McGowan blamed a software glitch for the first erroneous alarm, which went off around 4 p.m. Thursday afternoon and inadvertently triggered a statewide evacuation alert instead of a targeted alert to affected residents.

According to a preliminary assessment, the false echo alerts that continued to be issued Friday occurred as cell towers came back online after initially being taken down due to the fires, McGowan said. The outdated alerts were stored in the system and released to the public after the towers came back online.

“This was frustrating and unacceptable and the public desperately needs accurate information and we are working quickly to restore this,” McGowan said Saturday.

On Friday evening, the county announced it would suspend its current alert system, operated by a third-party provider called Genasys, and switch all local emergency alerts to the separate CalOES system while Genasys conducted tests to determine the cause of the outage.

“Our preliminary investigation indicates that a precise, targeted alarm was issued from the LA County Emergency Operations Center at approximately 4:00 p.m. on Thursday, January 9,” the county said in a statement late Friday. “However, after it left the EOC, the alert was mistakenly sent to nearly 10 million residents across the county. “

The county is working with the Federal Emergency Management Agency and the Federal Communications Commission, in addition to cell phone providers, to figure out how to continue tracking the stream of faulty alarms and fix the problem.
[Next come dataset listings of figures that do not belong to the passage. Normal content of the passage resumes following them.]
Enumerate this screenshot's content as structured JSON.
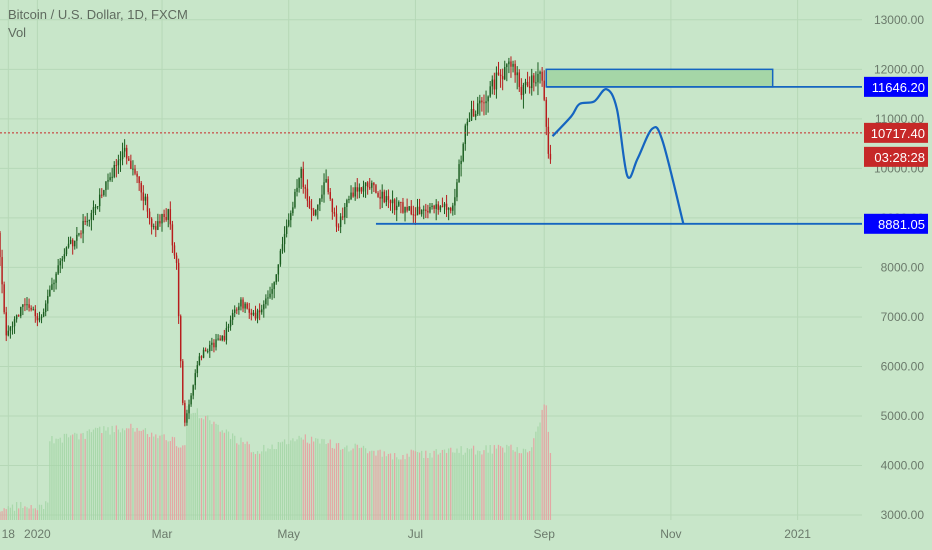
{
  "header": {
    "title": "Bitcoin / U.S. Dollar, 1D, FXCM",
    "volume_label": "Vol"
  },
  "colors": {
    "background": "#c8e6c9",
    "grid": "#b6d8b7",
    "up": "#1b5e20",
    "down": "#b71c1c",
    "drawing": "#1565c0",
    "price_tag": "#0000ff",
    "current_tag": "#c62828",
    "zone": "#a5d6a7"
  },
  "chart_data": {
    "type": "candlestick",
    "title": "Bitcoin / U.S. Dollar, 1D, FXCM",
    "y_ticks": [
      3000,
      4000,
      5000,
      6000,
      7000,
      8000,
      9000,
      10000,
      11000,
      12000,
      13000
    ],
    "y_tick_labels": [
      "3000.00",
      "4000.00",
      "5000.00",
      "6000.00",
      "7000.00",
      "8000.00",
      "9000.00",
      "10000.00",
      "11000.00",
      "12000.00",
      "13000.00"
    ],
    "ylim": [
      2900,
      13400
    ],
    "x_ticks": [
      {
        "date": "2019-12-18",
        "label": "18"
      },
      {
        "date": "2020-01-01",
        "label": "2020"
      },
      {
        "date": "2020-03-01",
        "label": "Mar"
      },
      {
        "date": "2020-05-01",
        "label": "May"
      },
      {
        "date": "2020-07-01",
        "label": "Jul"
      },
      {
        "date": "2020-09-01",
        "label": "Sep"
      },
      {
        "date": "2020-11-01",
        "label": "Nov"
      },
      {
        "date": "2021-01-01",
        "label": "2021"
      }
    ],
    "xlim": [
      "2019-12-14",
      "2021-02-01"
    ],
    "price_path": [
      [
        "2019-12-14",
        8700
      ],
      [
        "2019-12-18",
        6600
      ],
      [
        "2019-12-26",
        7250
      ],
      [
        "2019-12-31",
        7150
      ],
      [
        "2020-01-03",
        6950
      ],
      [
        "2020-01-14",
        8200
      ],
      [
        "2020-01-21",
        8650
      ],
      [
        "2020-02-01",
        9400
      ],
      [
        "2020-02-12",
        10400
      ],
      [
        "2020-02-20",
        9700
      ],
      [
        "2020-02-27",
        8800
      ],
      [
        "2020-03-05",
        9100
      ],
      [
        "2020-03-09",
        8000
      ],
      [
        "2020-03-12",
        5200
      ],
      [
        "2020-03-13",
        4800
      ],
      [
        "2020-03-20",
        6200
      ],
      [
        "2020-04-01",
        6600
      ],
      [
        "2020-04-08",
        7300
      ],
      [
        "2020-04-16",
        7050
      ],
      [
        "2020-04-24",
        7500
      ],
      [
        "2020-04-30",
        8700
      ],
      [
        "2020-05-08",
        9900
      ],
      [
        "2020-05-13",
        9050
      ],
      [
        "2020-05-20",
        9700
      ],
      [
        "2020-05-25",
        8800
      ],
      [
        "2020-06-01",
        9500
      ],
      [
        "2020-06-10",
        9700
      ],
      [
        "2020-06-20",
        9300
      ],
      [
        "2020-07-01",
        9100
      ],
      [
        "2020-07-10",
        9250
      ],
      [
        "2020-07-20",
        9200
      ],
      [
        "2020-07-27",
        11000
      ],
      [
        "2020-08-02",
        11300
      ],
      [
        "2020-08-10",
        11800
      ],
      [
        "2020-08-17",
        12100
      ],
      [
        "2020-08-22",
        11600
      ],
      [
        "2020-09-01",
        11900
      ],
      [
        "2020-09-03",
        10900
      ],
      [
        "2020-09-04",
        10300
      ]
    ],
    "volume_path": [
      [
        "2019-12-14",
        3150
      ],
      [
        "2020-01-06",
        3200
      ],
      [
        "2020-01-07",
        4500
      ],
      [
        "2020-02-15",
        4800
      ],
      [
        "2020-03-12",
        4400
      ],
      [
        "2020-03-13",
        5200
      ],
      [
        "2020-04-15",
        4300
      ],
      [
        "2020-05-10",
        4550
      ],
      [
        "2020-06-20",
        4200
      ],
      [
        "2020-07-25",
        4300
      ],
      [
        "2020-08-25",
        4350
      ],
      [
        "2020-09-02",
        5300
      ],
      [
        "2020-09-04",
        4200
      ]
    ],
    "current_price": 10717.4,
    "current_price_label": "10717.40",
    "countdown_label": "03:28:28",
    "levels": [
      {
        "value": 11646.2,
        "label": "11646.20",
        "from": "2020-09-02"
      },
      {
        "value": 8881.05,
        "label": "8881.05",
        "from": "2020-06-12"
      }
    ],
    "zone": {
      "from": "2020-09-02",
      "to": "2020-12-20",
      "y_low": 11646.2,
      "y_high": 12000
    },
    "projection_path": [
      [
        "2020-09-05",
        10650
      ],
      [
        "2020-09-14",
        11050
      ],
      [
        "2020-09-18",
        11300
      ],
      [
        "2020-09-25",
        11350
      ],
      [
        "2020-10-01",
        11600
      ],
      [
        "2020-10-06",
        11200
      ],
      [
        "2020-10-11",
        9850
      ],
      [
        "2020-10-16",
        10200
      ],
      [
        "2020-10-23",
        10800
      ],
      [
        "2020-10-28",
        10550
      ],
      [
        "2020-11-07",
        8881.05
      ]
    ],
    "grid": true
  }
}
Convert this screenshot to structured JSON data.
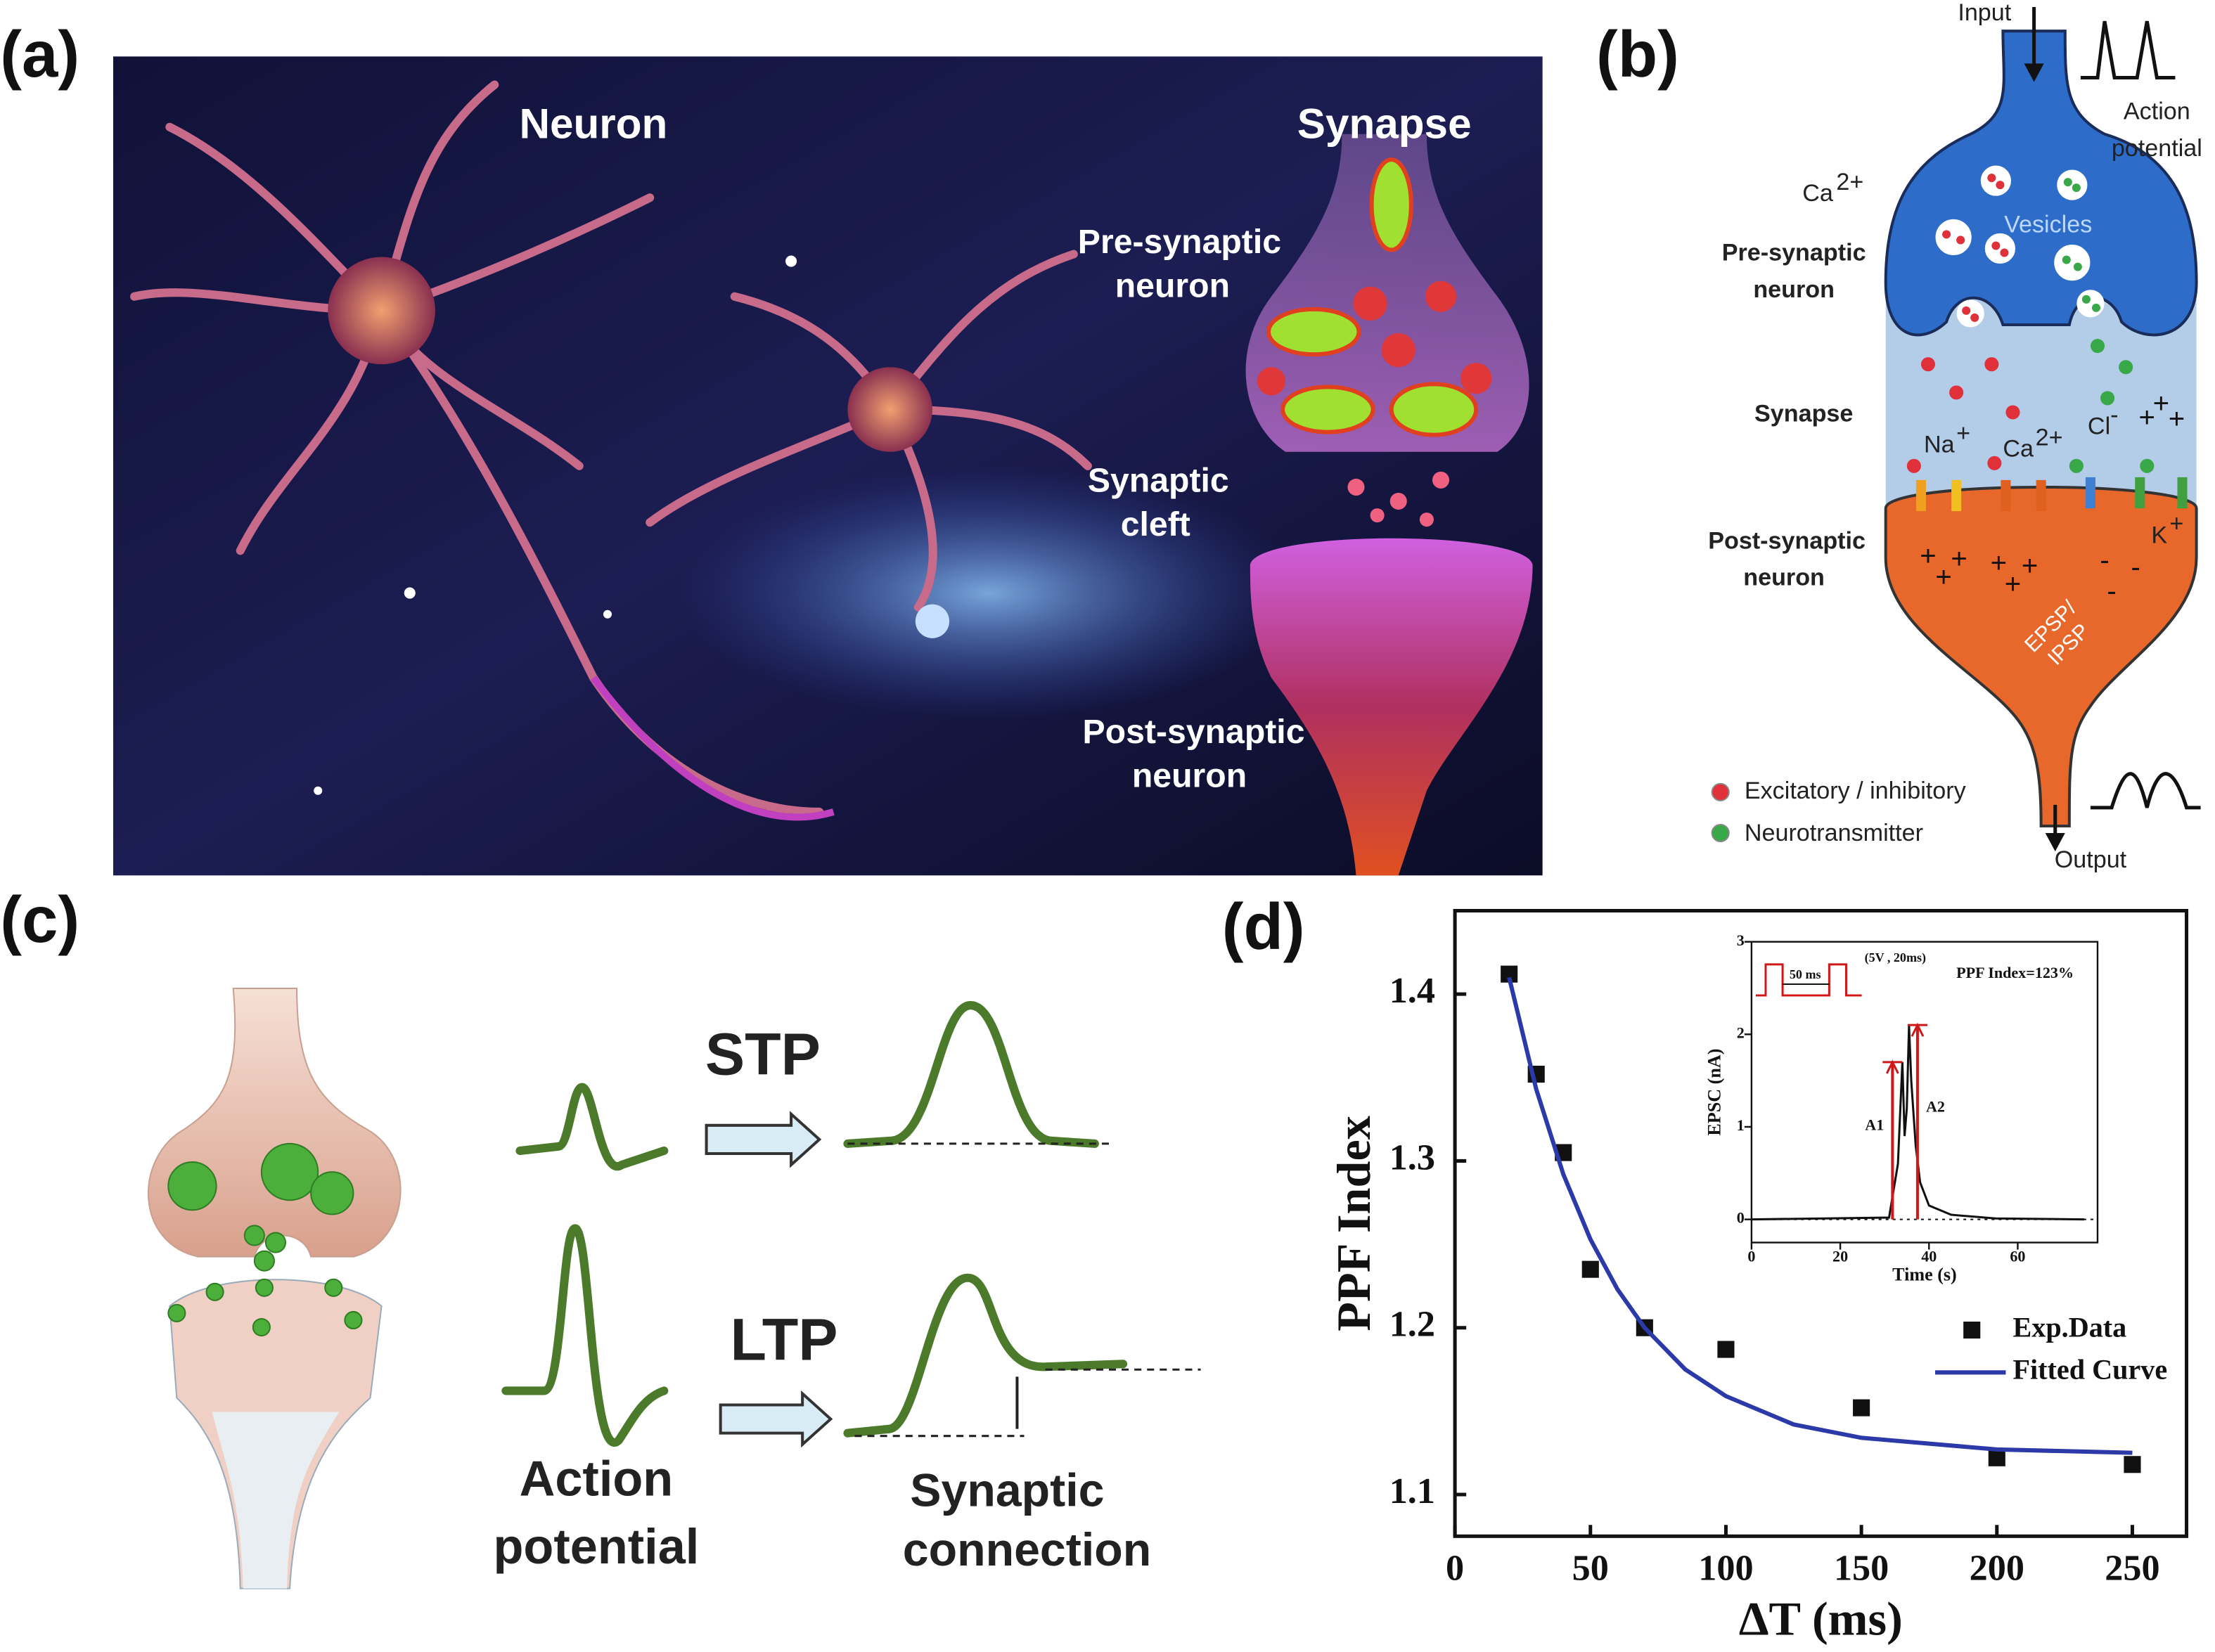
{
  "panels": {
    "a": {
      "label": "(a)",
      "neuron": "Neuron",
      "synapse": "Synapse",
      "pre": [
        "Pre-synaptic",
        "neuron"
      ],
      "cleft": [
        "Synaptic",
        "cleft"
      ],
      "post": [
        "Post-synaptic",
        "neuron"
      ]
    },
    "b": {
      "label": "(b)",
      "input": "Input",
      "action": [
        "Action",
        "potential"
      ],
      "ca": [
        "Ca",
        "2+"
      ],
      "vesicles": "Vesicles",
      "pre": [
        "Pre-synaptic",
        "neuron"
      ],
      "synapse": "Synapse",
      "na": [
        "Na",
        "+"
      ],
      "cl": [
        "Cl",
        "-"
      ],
      "k": [
        "K",
        "+"
      ],
      "post": [
        "Post-synaptic",
        "neuron"
      ],
      "epsp": [
        "EPSP/",
        "IPSP"
      ],
      "plus": "+",
      "minus": "-",
      "legend": [
        "Excitatory / inhibitory",
        "Neurotransmitter"
      ],
      "output": "Output"
    },
    "c": {
      "label": "(c)",
      "stp": "STP",
      "ltp": "LTP",
      "action": [
        "Action",
        "potential"
      ],
      "synaptic": [
        "Synaptic",
        "connection"
      ]
    },
    "d": {
      "label": "(d)"
    }
  },
  "chart_data": [
    {
      "type": "scatter",
      "xlabel": "ΔT (ms)",
      "ylabel": "PPF Index",
      "xlim": [
        0,
        270
      ],
      "ylim": [
        1.075,
        1.45
      ],
      "xticks": [
        0,
        50,
        100,
        150,
        200,
        250
      ],
      "yticks": [
        1.1,
        1.2,
        1.3,
        1.4
      ],
      "legend": "lower right",
      "series": [
        {
          "name": "Exp.Data",
          "type": "scatter",
          "color": "#111111",
          "x": [
            20,
            30,
            40,
            50,
            70,
            100,
            150,
            200,
            250
          ],
          "values": [
            1.412,
            1.352,
            1.305,
            1.235,
            1.2,
            1.187,
            1.152,
            1.122,
            1.118
          ]
        },
        {
          "name": "Fitted Curve",
          "type": "line",
          "color": "#2b3aa8",
          "x": [
            20,
            30,
            40,
            50,
            60,
            70,
            85,
            100,
            125,
            150,
            200,
            250
          ],
          "values": [
            1.41,
            1.343,
            1.292,
            1.253,
            1.223,
            1.2,
            1.175,
            1.159,
            1.142,
            1.134,
            1.127,
            1.125
          ]
        }
      ]
    },
    {
      "type": "line",
      "xlabel": "Time (s)",
      "ylabel": "EPSC (nA)",
      "xlim": [
        0,
        78
      ],
      "ylim": [
        -0.25,
        3
      ],
      "xticks": [
        0,
        20,
        40,
        60
      ],
      "yticks": [
        0,
        1,
        2,
        3
      ],
      "series": [
        {
          "color": "#111111",
          "x": [
            0,
            31,
            33,
            34,
            34.5,
            35,
            35.5,
            36,
            37,
            38,
            40,
            45,
            55,
            75
          ],
          "values": [
            0,
            0.02,
            0.6,
            1.7,
            0.9,
            1.2,
            2.1,
            1.5,
            0.8,
            0.4,
            0.15,
            0.05,
            0.01,
            0
          ]
        }
      ],
      "annotations": {
        "ppf": "PPF Index=123%",
        "a1": "A1",
        "a2": "A2",
        "interval": "50 ms",
        "pulse": "(5V , 20ms)"
      }
    }
  ]
}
Officials emphasized Saturday that residents will not need to sign up to receive future wireless emergency alerts under the new system.

Los Angeles County Supervisor Lindsey Horvath said Saturday that cell phones in an area where an alert is required “will automatically receive the alert.” However, if residents would like further clarification or updates, they can call 211 or sign up for additional text and email alerts at Alertla.org.

McGowan said the county is also working to establish a more robust, layered notification system and improve its “two-to-one calling” network, which connects one person to two other people via telephone.

“These emergency warnings helped us evacuate hundreds of thousands of people as part of immediate life-saving measures. We have undoubtedly saved lives,” he said. “But the last few days have also reminded us that technology is vulnerable to the effects of a disaster, especially unprecedented ones.”